Le Conseil constitutionnel a déjà noté la difficulté fréquente d'apprécier la licéité d'un contenu. C'est particulièrement vrai pour distinguer les contours de ce qui relèverait ou non de l'apologie d'actes de terrorisme. On peut d'ailleurs noter que si, en 2012, la plateforme du ministère de l'intérieur a recueilli 120 000 signalements, seuls 1 329 ont été transmis pour enquête à la police nationale ou à la gendarmerie.

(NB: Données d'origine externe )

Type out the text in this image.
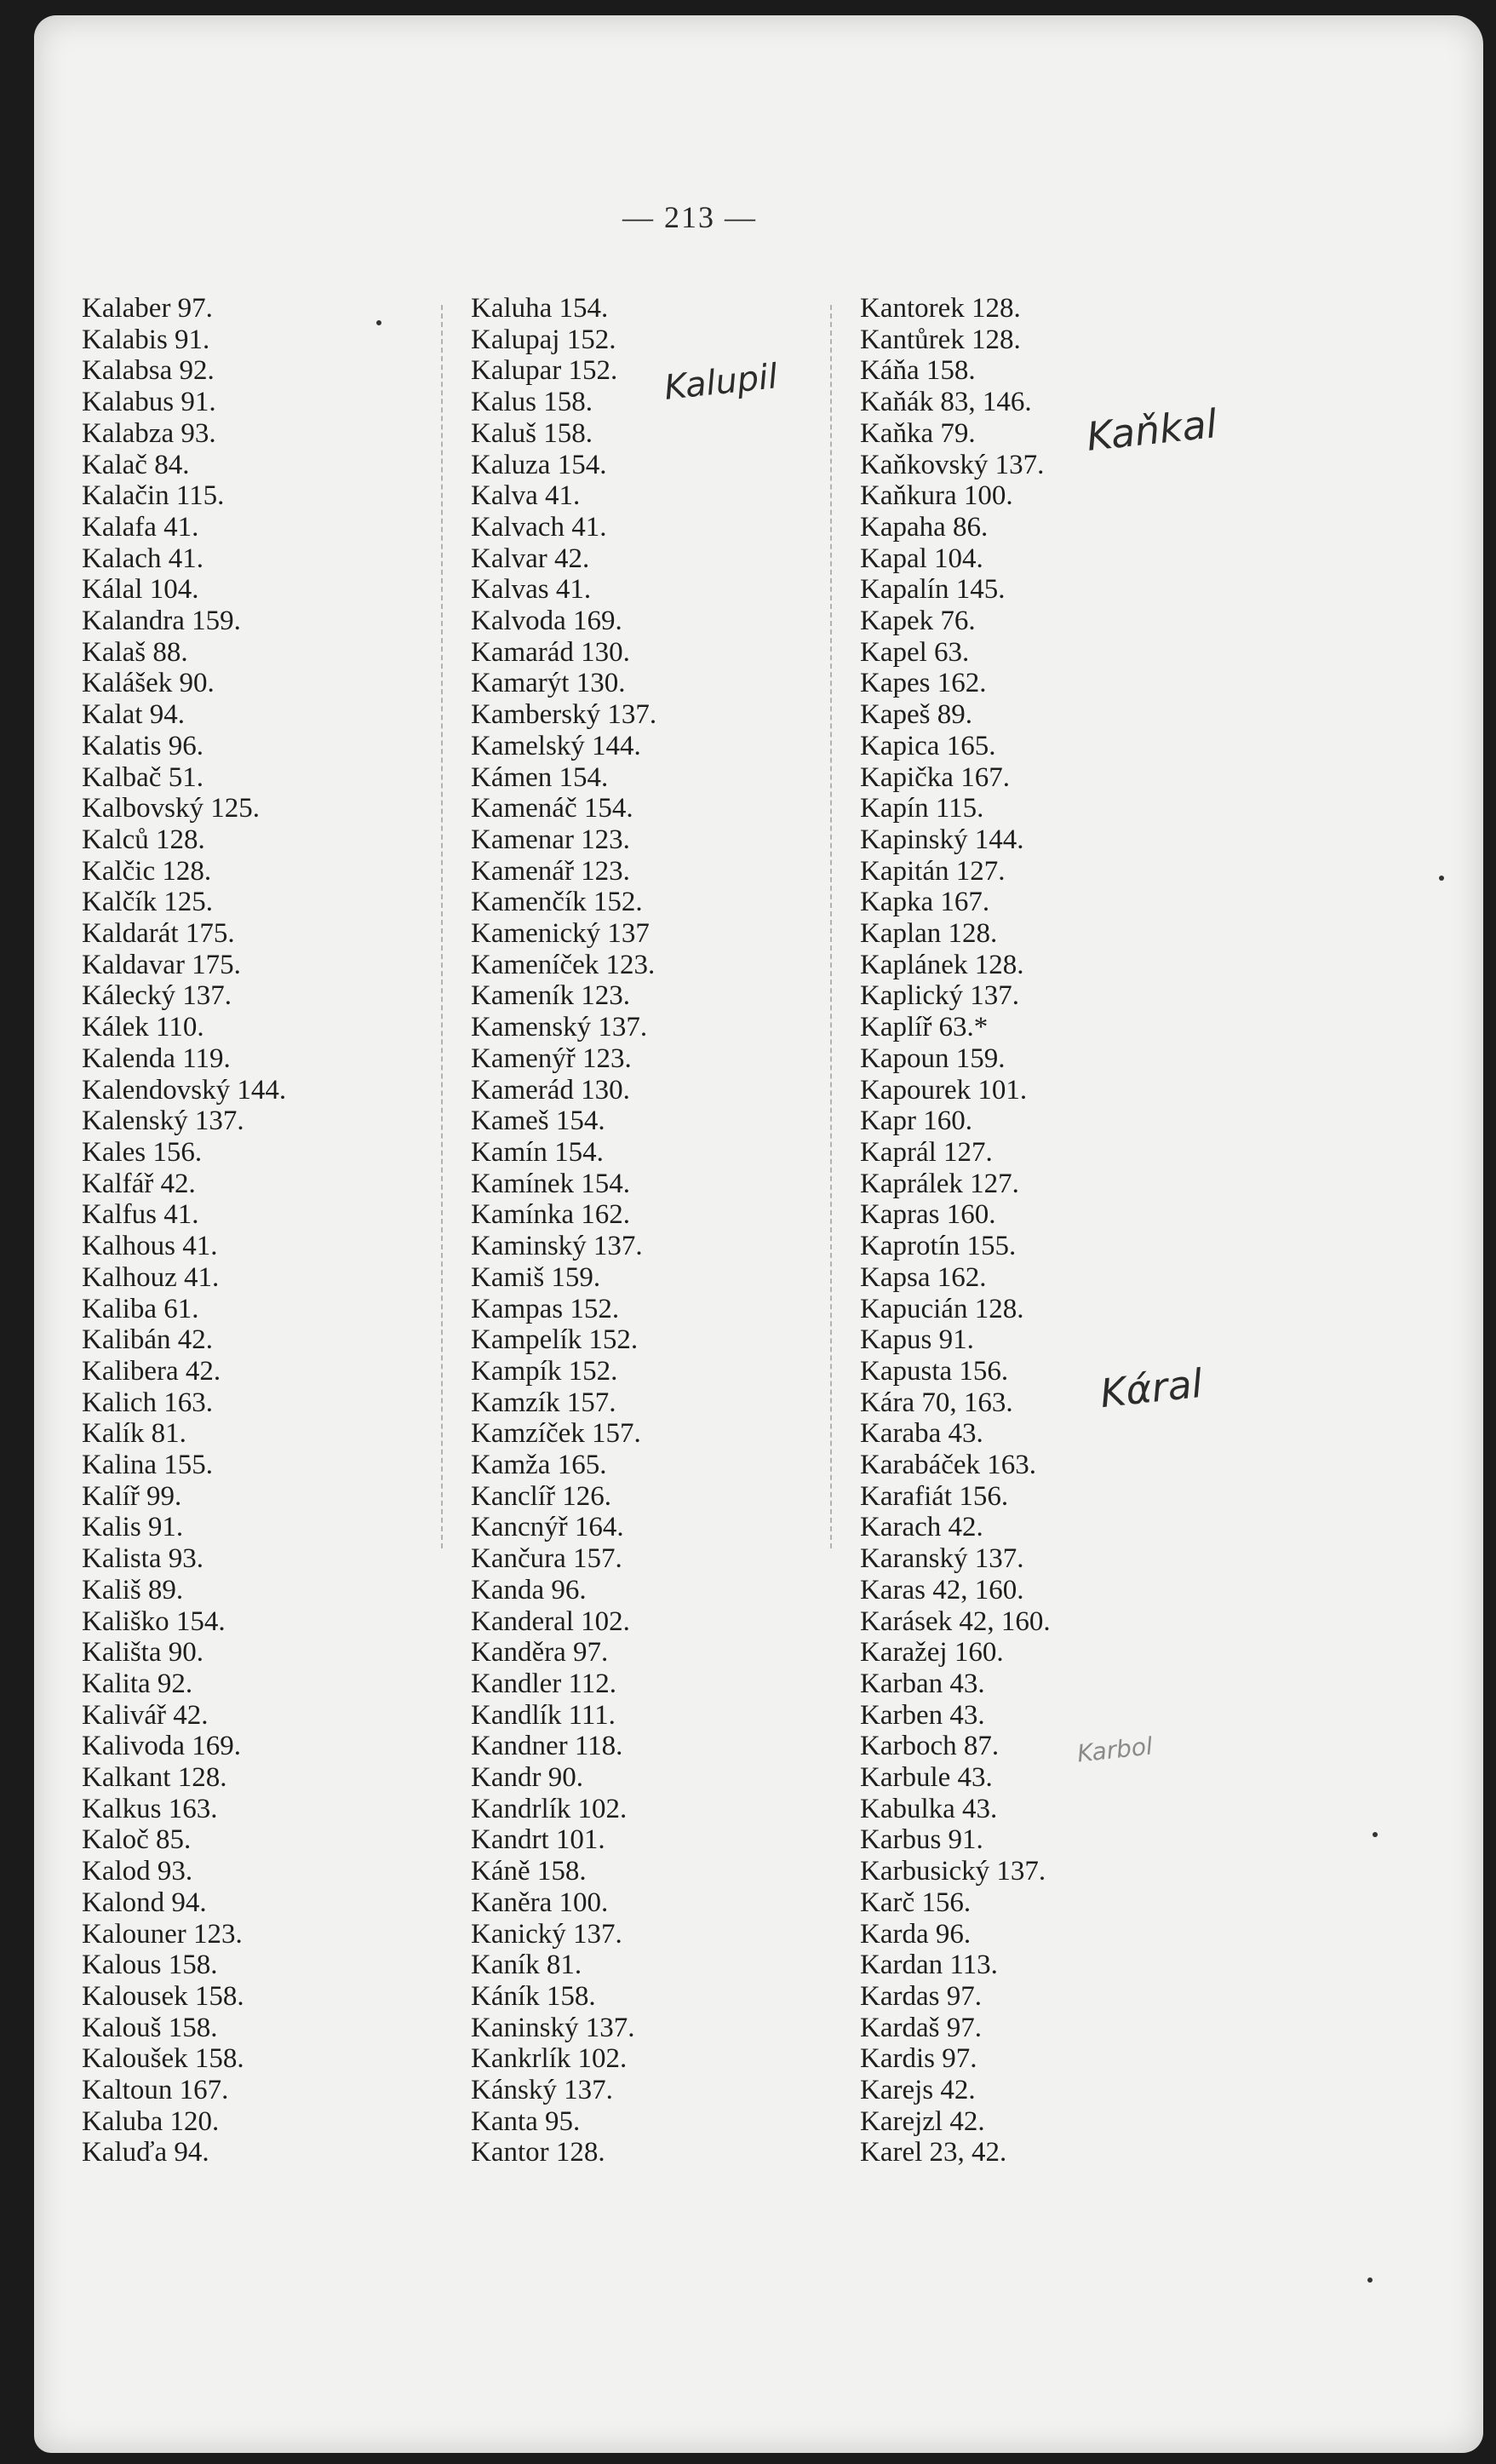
— 213 —
Kalaber 97.
Kalabis 91.
Kalabsa 92.
Kalabus 91.
Kalabza 93.
Kalač 84.
Kalačin 115.
Kalafa 41.
Kalach 41.
Kálal 104.
Kalandra 159.
Kalaš 88.
Kalášek 90.
Kalat 94.
Kalatis 96.
Kalbač 51.
Kalbovský 125.
Kalců 128.
Kalčic 128.
Kalčík 125.
Kaldarát 175.
Kaldavar 175.
Kálecký 137.
Kálek 110.
Kalenda 119.
Kalendovský 144.
Kalenský 137.
Kales 156.
Kalfář 42.
Kalfus 41.
Kalhous 41.
Kalhouz 41.
Kaliba 61.
Kalibán 42.
Kalibera 42.
Kalich 163.
Kalík 81.
Kalina 155.
Kalíř 99.
Kalis 91.
Kalista 93.
Kališ 89.
Kališko 154.
Kališta 90.
Kalita 92.
Kalivář 42.
Kalivoda 169.
Kalkant 128.
Kalkus 163.
Kaloč 85.
Kalod 93.
Kalond 94.
Kalouner 123.
Kalous 158.
Kalousek 158.
Kalouš 158.
Kaloušek 158.
Kaltoun 167.
Kaluba 120.
Kaluďa 94.
Kaluha 154.
Kalupaj 152.
Kalupar 152.
Kalus 158.
Kaluš 158.
Kaluza 154.
Kalva 41.
Kalvach 41.
Kalvar 42.
Kalvas 41.
Kalvoda 169.
Kamarád 130.
Kamarýt 130.
Kamberský 137.
Kamelský 144.
Kámen 154.
Kamenáč 154.
Kamenar 123.
Kamenář 123.
Kamenčík 152.
Kamenický 137
Kameníček 123.
Kameník 123.
Kamenský 137.
Kamenýř 123.
Kamerád 130.
Kameš 154.
Kamín 154.
Kamínek 154.
Kamínka 162.
Kaminský 137.
Kamiš 159.
Kampas 152.
Kampelík 152.
Kampík 152.
Kamzík 157.
Kamzíček 157.
Kamža 165.
Kanclíř 126.
Kancnýř 164.
Kančura 157.
Kanda 96.
Kanderal 102.
Kanděra 97.
Kandler 112.
Kandlík 111.
Kandner 118.
Kandr 90.
Kandrlík 102.
Kandrt 101.
Káně 158.
Kaněra 100.
Kanický 137.
Kaník 81.
Káník 158.
Kaninský 137.
Kankrlík 102.
Kánský 137.
Kanta 95.
Kantor 128.
Kantorek 128.
Kantůrek 128.
Káňa 158.
Kaňák 83, 146.
Kaňka 79.
Kaňkovský 137.
Kaňkura 100.
Kapaha 86.
Kapal 104.
Kapalín 145.
Kapek 76.
Kapel 63.
Kapes 162.
Kapeš 89.
Kapica 165.
Kapička 167.
Kapín 115.
Kapinský 144.
Kapitán 127.
Kapka 167.
Kaplan 128.
Kaplánek 128.
Kaplický 137.
Kaplíř 63.*
Kapoun 159.
Kapourek 101.
Kapr 160.
Kaprál 127.
Kaprálek 127.
Kapras 160.
Kaprotín 155.
Kapsa 162.
Kapucián 128.
Kapus 91.
Kapusta 156.
Kára 70, 163.
Karaba 43.
Karabáček 163.
Karafiát 156.
Karach 42.
Karanský 137.
Karas 42, 160.
Karásek 42, 160.
Karažej 160.
Karban 43.
Karben 43.
Karboch 87.
Karbule 43.
Kabulka 43.
Karbus 91.
Karbusický 137.
Karč 156.
Karda 96.
Kardan 113.
Kardas 97.
Kardaš 97.
Kardis 97.
Karejs 42.
Karejzl 42.
Karel 23, 42.
Kalupil
Kaňkal
Kάral
Karbol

Nous considérons qu’il faut cesser de modifier cette partie de la loi de 2004 sur la responsabilité pénale des hébergeurs. En janvier dernier, le Gouvernement avait promis une consultation et un projet de loi sur ce sujet avant toute nouvelle modification de cette partie de la loi. Nous regrettons donc ce nouvel élargissement et proposons sa suppression.

Mme la présidente. L'amendement n° 50, présenté par Mme Benbassa et les membres du groupe écologiste, est ainsi libellé :

I. – Alinéa 2

Supprimer les mots :

et de leur apologie

II. – Alinéa 4, première phrase

Supprimer les mots :

ou l’apologie de tels actes

La parole est à Mme Esther Benbassa.

Mme Esther Benbassa. Il s’agit d’un amendement de coordination avec l’amendement n° 44 à l’article 4, afin que la provocation à la commission d’actes de terrorisme ne soit pas assimilée à l’apologie de tels actes. Je considère donc qu’il est défendu.

Mme la présidente. L'amendement n° 84 rectifié, présenté par MM. Hyest et Richard, au nom de la commission, est ainsi libellé :

Alinéa 2

Supprimer les mots :

, les mots : « huitième et neuvième » sont remplacés par les mots : « septième et huitième »

La parole est à M. Alain Richard, rapporteur.

M. Alain Richard, rapporteur. Cet amendement tend à opérer une simple coordination visant à rectifier une référence de texte.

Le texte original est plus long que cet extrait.